Zu diesem Zeitpunkt muß auf westlicher Seite bereits belastendes Material gegen General Mladic verfügbar gewesen sein. Am 25. Juli 1995 wurden er und auch Radovan Karadzic, der Präsident der bosnischen Serben, vor dem UN-Kriegsverbrechertribunal angeklagt. Diese Anklageerhebung fand zwar kurze Zeit nach "Srebrenica" statt, hatte jedoch noch nicht die im Anschluß an die Einnahme der Stadt von serbischen Truppenteilen begangenen Tötungshandlungen, sondern frühere Kriegsverbrechen bzw. Verbrechen gegen die Menschlichkeit zum Inhalt. Der Zeitpunkt der Anklageerhebung dürfte dennoch mit "Srebrenica" in einem unmittelbaren Zusammenhang gestanden haben. Mit diesem Schritt nämlich wurden Mladic und Karadzic von allen weiteren politischen Gesprächen oder etwaigen ernsthaften Verhandlungen über eine Beilegung des mutmaßlichen Bürgerkrieges in Bosnien-Herzegowina ausgeschlossen.

Mit Sicherheit hätten sich nach drei Kriegsjahren auch gegen die führenden Militärs und Politiker der übrigen beiden Kriegsparteien Beweise und Vorwürfe finden und in Stellung bringen lassen - allein, an ihrer politischen Diskreditierung bestand auf seiten der westlichen Strategen, die in der NATO, bei den Vereinten Nationen oder im Rahmen der EU und der USA an den Fäden dieses Krieges zogen, nicht das geringste Interesse.
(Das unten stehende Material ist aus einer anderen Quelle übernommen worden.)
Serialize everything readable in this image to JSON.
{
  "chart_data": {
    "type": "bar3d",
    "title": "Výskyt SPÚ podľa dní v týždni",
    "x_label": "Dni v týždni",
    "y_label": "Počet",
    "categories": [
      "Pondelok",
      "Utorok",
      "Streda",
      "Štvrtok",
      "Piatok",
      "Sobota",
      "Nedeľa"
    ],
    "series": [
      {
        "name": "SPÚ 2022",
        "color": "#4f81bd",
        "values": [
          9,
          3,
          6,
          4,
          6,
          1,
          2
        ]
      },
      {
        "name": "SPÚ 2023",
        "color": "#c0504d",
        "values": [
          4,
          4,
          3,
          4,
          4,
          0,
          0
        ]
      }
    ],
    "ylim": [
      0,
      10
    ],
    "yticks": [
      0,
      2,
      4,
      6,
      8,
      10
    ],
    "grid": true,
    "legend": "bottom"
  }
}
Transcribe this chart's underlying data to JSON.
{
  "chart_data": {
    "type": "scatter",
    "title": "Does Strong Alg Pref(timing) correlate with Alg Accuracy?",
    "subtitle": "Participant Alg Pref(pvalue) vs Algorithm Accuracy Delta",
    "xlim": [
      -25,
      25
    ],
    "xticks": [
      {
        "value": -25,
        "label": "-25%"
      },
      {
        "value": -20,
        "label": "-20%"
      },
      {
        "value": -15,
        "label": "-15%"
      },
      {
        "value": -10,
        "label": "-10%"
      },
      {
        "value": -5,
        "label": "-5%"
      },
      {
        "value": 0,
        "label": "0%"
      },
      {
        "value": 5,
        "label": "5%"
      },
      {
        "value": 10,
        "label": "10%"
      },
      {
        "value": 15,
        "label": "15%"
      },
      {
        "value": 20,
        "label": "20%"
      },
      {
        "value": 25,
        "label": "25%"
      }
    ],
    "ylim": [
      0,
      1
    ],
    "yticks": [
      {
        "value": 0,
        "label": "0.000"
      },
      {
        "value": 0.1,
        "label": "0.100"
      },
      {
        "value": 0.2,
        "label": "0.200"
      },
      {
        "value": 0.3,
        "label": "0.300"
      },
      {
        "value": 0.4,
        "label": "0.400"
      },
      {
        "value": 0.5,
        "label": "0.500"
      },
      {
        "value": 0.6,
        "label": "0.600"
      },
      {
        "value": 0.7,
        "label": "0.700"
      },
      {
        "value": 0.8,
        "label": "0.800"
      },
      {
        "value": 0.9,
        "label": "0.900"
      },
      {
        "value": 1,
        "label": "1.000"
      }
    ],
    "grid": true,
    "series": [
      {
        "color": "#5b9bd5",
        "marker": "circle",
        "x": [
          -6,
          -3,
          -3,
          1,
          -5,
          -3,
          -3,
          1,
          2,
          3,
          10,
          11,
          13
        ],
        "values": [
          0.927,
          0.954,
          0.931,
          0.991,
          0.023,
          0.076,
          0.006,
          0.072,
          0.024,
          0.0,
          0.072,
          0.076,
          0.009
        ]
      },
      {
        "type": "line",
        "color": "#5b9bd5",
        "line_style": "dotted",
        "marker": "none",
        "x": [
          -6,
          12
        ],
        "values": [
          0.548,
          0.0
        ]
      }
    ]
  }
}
Am 18. November 1995 - zu dieser Zeit wurde unter dem Druck des Krieges die vom Westen beabsichtigte Teilung Bosnien-Herzegowinas durch den Vertrag von Dayton besiegelt, was das Ende des sogenannten Bosnischen Bürgerkrieges markierte -, wurde die Anklage gegen Mladic und Karadzic noch um die Vorwürfe wegen der Massaker von Srebrenica erweitert.

Mehr noch als der jugoslawische Präsident Slobodan Milosevic, der die bosnischen Serben bereits seit 1994 zur Annahme des Teilungsplans gedrängt und insofern für die NATO-Staaten durchaus nützlich war, wurden im letzten Kriegsjahr Karadzic und Mladic dämonisiert. Dies hatte, zumal die von kroatischer und muslimischer Seite in diesem Krieg begangenen Verbrechen bei der sogenannten internationalen Gemeinschaft keinerlei Reaktionen hervorriefen, in erster und letzter Linie politische Gründe. Die bosnischen Serben - unter ihnen hatten Karadzic und Mladic als Präsident bzw. Oberbefehlshaber fraglos den größten Einfluß - waren mit der Zerschlagung Bosnien-Herzegowinas in zwei Entitäten nicht einverstanden. Ihre Motive wurden als "nationalistisch" diskreditiert. Über diesen Vorwurf ließe sich lange streiten. Paradoxerweise wurde er von einer internationalen Staaten- oder vielmehr Interessengruppe erhoben, die nichts anderes als die Zersplitterung und damit Zerschlagung des sozialistischen Vielvölkerstaates Jugoslawien betrieb und zu diesem Zweck die "nationale" Karte längst gezogen hatte.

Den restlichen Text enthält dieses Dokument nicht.